Assim, embora respeitando profunda e sinceramente a diversidade de opiniões, e precisamente por isso – para que não se elabore e se justifique a este respeito uma espécie de “pluralismo de mão única” pelo qual, no fim, é admitida e tem direito de cidadania apenas uma opinião, a da “cultura dominante” ou da maioria –, julgo não ser supérfluo aproveitar a intervenção do Santo Padre e a decisão da Corte Suprema como momentos favoráveis para refletir serenamente sobre a juricidade de uma lei que permite o aborto, e não dar por decidido aquilo que, na realidade, nunca poderá ser considerado como tal, por se tratar da vida de uma pessoa, e de uma pessoa inocente.
Dever de intervir, e não mera reivindicação de um direito
Desejo compartilhar algumas singelas reflexões concernentes, primeiramente, à questão prévia e mais genérica sobre o direito do Magistério de intervir no campo político quando estão em jogo a vida e a dignidade da pessoa humana. Procurarei, em seguida, fazer uma aplicação dessa tese à lei relativa ao aborto. Lei esta que, infelizmente, há muitos anos faz parte da legislação de numerosos Estados e que a Opinião Pública entende cada vez mais como “definitiva” e fruto da modernidade e da civilização, legal e, por conseguinte, lícita no âmbito moral.

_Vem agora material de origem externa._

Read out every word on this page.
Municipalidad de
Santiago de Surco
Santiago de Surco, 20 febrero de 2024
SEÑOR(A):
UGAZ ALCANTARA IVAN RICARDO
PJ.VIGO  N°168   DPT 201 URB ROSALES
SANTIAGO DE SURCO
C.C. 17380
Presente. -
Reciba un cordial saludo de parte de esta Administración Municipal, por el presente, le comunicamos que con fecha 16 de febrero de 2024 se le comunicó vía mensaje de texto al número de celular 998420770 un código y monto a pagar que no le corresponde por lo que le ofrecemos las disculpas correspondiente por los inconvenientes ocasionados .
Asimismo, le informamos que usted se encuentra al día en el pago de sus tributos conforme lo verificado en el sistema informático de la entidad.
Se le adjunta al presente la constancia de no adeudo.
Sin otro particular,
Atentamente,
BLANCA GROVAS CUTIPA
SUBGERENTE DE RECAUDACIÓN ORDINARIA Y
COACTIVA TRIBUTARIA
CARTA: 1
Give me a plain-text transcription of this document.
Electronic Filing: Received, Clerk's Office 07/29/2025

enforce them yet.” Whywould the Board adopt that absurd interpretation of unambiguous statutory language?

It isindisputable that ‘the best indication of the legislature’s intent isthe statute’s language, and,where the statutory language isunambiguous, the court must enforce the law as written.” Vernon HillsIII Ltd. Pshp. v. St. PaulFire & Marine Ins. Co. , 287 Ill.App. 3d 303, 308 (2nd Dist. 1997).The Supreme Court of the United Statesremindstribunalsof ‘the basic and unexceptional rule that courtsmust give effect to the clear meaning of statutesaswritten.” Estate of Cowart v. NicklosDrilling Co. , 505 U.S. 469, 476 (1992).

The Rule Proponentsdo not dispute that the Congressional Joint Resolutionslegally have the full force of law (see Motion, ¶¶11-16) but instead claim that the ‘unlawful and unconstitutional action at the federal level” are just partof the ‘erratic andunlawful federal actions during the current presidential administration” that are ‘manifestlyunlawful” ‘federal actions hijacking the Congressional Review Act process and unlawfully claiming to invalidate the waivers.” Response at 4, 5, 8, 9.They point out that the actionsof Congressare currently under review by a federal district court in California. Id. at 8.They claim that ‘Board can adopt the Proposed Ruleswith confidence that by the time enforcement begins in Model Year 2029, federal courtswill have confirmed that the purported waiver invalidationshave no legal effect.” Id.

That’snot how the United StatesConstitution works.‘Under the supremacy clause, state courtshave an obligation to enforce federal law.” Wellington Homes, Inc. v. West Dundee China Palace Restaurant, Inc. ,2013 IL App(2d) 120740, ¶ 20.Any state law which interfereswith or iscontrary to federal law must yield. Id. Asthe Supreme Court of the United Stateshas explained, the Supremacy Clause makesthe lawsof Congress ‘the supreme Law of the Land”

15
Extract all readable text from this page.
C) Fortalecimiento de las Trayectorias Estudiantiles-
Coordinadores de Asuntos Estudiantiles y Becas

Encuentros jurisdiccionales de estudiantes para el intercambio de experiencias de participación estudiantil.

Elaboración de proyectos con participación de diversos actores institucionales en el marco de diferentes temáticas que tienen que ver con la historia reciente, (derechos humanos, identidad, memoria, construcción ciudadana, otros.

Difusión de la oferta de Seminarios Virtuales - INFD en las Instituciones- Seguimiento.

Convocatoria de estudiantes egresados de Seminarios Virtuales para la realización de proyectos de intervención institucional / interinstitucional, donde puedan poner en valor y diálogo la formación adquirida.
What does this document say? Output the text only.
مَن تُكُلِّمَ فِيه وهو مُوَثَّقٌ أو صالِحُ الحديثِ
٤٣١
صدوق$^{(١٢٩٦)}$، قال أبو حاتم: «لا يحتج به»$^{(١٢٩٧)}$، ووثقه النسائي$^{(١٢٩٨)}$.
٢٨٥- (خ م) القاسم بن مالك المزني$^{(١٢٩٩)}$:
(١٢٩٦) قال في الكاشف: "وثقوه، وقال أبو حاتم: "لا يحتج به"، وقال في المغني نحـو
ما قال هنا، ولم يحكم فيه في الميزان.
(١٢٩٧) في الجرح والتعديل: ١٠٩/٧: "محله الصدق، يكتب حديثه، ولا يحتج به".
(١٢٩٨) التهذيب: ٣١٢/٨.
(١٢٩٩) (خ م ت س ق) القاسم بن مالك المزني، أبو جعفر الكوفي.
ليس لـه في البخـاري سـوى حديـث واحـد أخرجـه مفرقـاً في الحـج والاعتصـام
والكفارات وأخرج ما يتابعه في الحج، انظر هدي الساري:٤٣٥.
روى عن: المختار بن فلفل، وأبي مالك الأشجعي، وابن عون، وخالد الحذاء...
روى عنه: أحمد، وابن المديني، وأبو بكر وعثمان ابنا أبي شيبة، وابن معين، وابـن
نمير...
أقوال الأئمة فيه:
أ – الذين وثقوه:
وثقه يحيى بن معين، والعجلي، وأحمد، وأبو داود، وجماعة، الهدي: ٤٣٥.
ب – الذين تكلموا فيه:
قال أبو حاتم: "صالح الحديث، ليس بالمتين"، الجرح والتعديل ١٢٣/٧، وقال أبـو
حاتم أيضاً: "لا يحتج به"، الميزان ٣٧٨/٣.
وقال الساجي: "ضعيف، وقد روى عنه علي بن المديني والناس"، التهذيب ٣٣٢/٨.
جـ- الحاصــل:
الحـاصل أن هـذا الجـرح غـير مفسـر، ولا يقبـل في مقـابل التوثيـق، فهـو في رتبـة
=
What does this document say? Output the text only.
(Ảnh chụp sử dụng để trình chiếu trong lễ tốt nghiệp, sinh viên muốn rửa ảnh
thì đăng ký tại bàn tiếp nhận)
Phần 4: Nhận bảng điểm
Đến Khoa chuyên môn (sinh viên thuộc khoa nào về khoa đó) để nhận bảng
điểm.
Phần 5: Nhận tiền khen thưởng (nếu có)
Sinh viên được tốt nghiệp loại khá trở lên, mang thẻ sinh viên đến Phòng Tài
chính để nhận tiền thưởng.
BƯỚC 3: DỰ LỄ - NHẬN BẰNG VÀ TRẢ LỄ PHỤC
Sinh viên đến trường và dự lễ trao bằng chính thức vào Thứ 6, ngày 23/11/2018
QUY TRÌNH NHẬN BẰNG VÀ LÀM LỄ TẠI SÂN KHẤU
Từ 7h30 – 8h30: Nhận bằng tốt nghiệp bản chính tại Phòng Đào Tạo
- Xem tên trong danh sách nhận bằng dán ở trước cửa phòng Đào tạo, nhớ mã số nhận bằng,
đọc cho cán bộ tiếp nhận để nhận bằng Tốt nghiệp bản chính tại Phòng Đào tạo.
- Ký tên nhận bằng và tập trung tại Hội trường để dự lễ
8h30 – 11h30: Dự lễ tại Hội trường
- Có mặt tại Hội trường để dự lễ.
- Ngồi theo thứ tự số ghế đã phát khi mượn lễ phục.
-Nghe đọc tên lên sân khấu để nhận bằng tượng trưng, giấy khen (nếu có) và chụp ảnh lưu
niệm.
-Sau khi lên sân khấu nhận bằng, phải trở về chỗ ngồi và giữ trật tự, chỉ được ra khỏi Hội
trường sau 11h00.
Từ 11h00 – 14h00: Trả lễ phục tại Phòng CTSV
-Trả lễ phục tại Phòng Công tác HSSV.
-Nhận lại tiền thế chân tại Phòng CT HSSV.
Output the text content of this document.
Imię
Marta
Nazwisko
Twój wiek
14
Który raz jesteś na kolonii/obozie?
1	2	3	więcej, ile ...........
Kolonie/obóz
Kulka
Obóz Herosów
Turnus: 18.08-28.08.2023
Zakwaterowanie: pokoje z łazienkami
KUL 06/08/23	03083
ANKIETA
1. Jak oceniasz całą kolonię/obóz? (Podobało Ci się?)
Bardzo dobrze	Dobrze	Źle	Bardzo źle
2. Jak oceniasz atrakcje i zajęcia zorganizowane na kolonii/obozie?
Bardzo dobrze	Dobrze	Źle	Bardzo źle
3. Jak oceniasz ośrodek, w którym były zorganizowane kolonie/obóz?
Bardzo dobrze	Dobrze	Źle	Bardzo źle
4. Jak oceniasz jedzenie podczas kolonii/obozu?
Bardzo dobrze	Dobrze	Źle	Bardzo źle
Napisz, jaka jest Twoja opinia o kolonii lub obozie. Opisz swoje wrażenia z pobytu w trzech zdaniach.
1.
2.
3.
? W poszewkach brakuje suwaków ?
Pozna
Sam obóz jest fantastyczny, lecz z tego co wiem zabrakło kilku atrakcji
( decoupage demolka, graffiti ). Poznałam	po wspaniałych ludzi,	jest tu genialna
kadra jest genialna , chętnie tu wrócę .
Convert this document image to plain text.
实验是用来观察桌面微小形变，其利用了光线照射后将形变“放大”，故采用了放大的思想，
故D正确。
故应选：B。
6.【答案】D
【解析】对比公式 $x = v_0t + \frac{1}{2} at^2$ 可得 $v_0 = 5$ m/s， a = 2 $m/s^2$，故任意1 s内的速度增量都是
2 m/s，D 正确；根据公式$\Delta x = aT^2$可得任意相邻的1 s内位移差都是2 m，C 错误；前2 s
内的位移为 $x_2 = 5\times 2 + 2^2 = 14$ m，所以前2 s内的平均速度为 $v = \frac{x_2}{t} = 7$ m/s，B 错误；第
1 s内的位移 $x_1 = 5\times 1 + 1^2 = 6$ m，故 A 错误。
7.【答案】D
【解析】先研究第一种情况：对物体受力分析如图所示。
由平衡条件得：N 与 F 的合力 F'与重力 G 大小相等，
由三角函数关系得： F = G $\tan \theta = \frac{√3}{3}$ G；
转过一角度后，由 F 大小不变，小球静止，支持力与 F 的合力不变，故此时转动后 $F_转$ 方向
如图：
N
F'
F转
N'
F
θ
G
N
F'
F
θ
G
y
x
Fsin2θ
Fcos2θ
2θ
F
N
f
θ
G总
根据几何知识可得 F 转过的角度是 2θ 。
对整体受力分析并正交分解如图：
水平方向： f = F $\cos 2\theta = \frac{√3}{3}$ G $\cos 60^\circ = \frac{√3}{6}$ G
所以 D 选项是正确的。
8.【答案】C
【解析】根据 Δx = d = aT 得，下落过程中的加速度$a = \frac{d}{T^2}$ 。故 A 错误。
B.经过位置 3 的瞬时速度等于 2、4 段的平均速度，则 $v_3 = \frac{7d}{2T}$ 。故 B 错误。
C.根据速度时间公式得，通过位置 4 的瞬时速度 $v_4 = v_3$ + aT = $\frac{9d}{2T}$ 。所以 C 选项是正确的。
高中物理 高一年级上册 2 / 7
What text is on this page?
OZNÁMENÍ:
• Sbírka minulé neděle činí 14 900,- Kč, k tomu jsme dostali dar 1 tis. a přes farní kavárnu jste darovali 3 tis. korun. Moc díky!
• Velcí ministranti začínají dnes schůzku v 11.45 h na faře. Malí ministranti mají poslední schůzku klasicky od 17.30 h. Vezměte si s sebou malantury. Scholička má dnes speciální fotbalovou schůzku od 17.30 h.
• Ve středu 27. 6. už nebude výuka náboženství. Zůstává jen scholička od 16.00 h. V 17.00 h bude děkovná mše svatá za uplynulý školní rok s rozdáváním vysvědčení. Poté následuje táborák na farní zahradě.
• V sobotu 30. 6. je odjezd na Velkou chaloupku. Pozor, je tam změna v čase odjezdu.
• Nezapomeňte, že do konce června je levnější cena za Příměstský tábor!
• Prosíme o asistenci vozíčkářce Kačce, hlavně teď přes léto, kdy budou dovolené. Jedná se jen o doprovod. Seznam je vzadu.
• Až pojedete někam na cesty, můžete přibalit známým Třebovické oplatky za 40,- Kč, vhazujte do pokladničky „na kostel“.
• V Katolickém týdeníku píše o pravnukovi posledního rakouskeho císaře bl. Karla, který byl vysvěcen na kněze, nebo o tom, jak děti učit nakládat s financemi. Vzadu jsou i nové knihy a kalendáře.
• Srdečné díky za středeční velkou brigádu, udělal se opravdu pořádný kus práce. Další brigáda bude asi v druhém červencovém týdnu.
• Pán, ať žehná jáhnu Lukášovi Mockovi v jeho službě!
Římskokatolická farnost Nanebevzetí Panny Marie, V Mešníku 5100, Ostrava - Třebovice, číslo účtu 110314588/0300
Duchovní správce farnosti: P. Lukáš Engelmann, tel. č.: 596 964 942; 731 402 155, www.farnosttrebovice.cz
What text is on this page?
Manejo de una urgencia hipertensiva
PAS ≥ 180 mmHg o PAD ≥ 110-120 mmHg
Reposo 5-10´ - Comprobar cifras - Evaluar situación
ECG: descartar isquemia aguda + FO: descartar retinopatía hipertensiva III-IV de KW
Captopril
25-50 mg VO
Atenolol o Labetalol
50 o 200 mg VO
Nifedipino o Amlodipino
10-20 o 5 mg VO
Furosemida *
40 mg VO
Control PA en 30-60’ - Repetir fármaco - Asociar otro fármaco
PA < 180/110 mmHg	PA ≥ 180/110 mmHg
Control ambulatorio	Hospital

Sobre o primeiro ponto, seria oportuno que todos, católicos e não católicos, relessem o esclarecedor conteúdo do número 76 da Constituição pastoral Gaudium et spes, do Concílio Vaticano II. Nele os Padres conciliares recordaram com suma clareza e equilíbrio o verdadeiro e sadio relacionamento que deve existir entre a Igreja e a comunidade política. Partindo do pressuposto de que cada uma é independente e autônoma no seu respectivo campo, embora no único serviço às mesmas pessoas humanas, ali se afirma com cristalina clareza, ao mesmo tempo, o direito da Igreja de pregar a Fé sempre e por toda parte, bem como o de ensinar sua doutrina social, e, de modo especial, de “pronunciar o seu juízo moral mesmo acerca das realidades políticas, sempre que os direitos fundamentais da pessoa ou a salvação das almas o exigirem”. Como se deduz do texto citado, os Padres conciliares apenas manifestaram uma exigência específica da missão da Igreja que, a bem dizer, não reivindica perante a comunidade política o direito de expor o depósito da Fé e de ensinar a maneira correta de vivê-la, mas recorda a si mesma seu dever de fazê-lo para não trair o mandato que lhe foi confiado por seu Fundador. Agindo assim, a Igreja limita-se a propor a mensagem salvífica da verdade evangélica, sem visar, absolutamente, impô-la a quem quer que seja. O que, aliás, seria hoje, mais do que nunca, contraproducente.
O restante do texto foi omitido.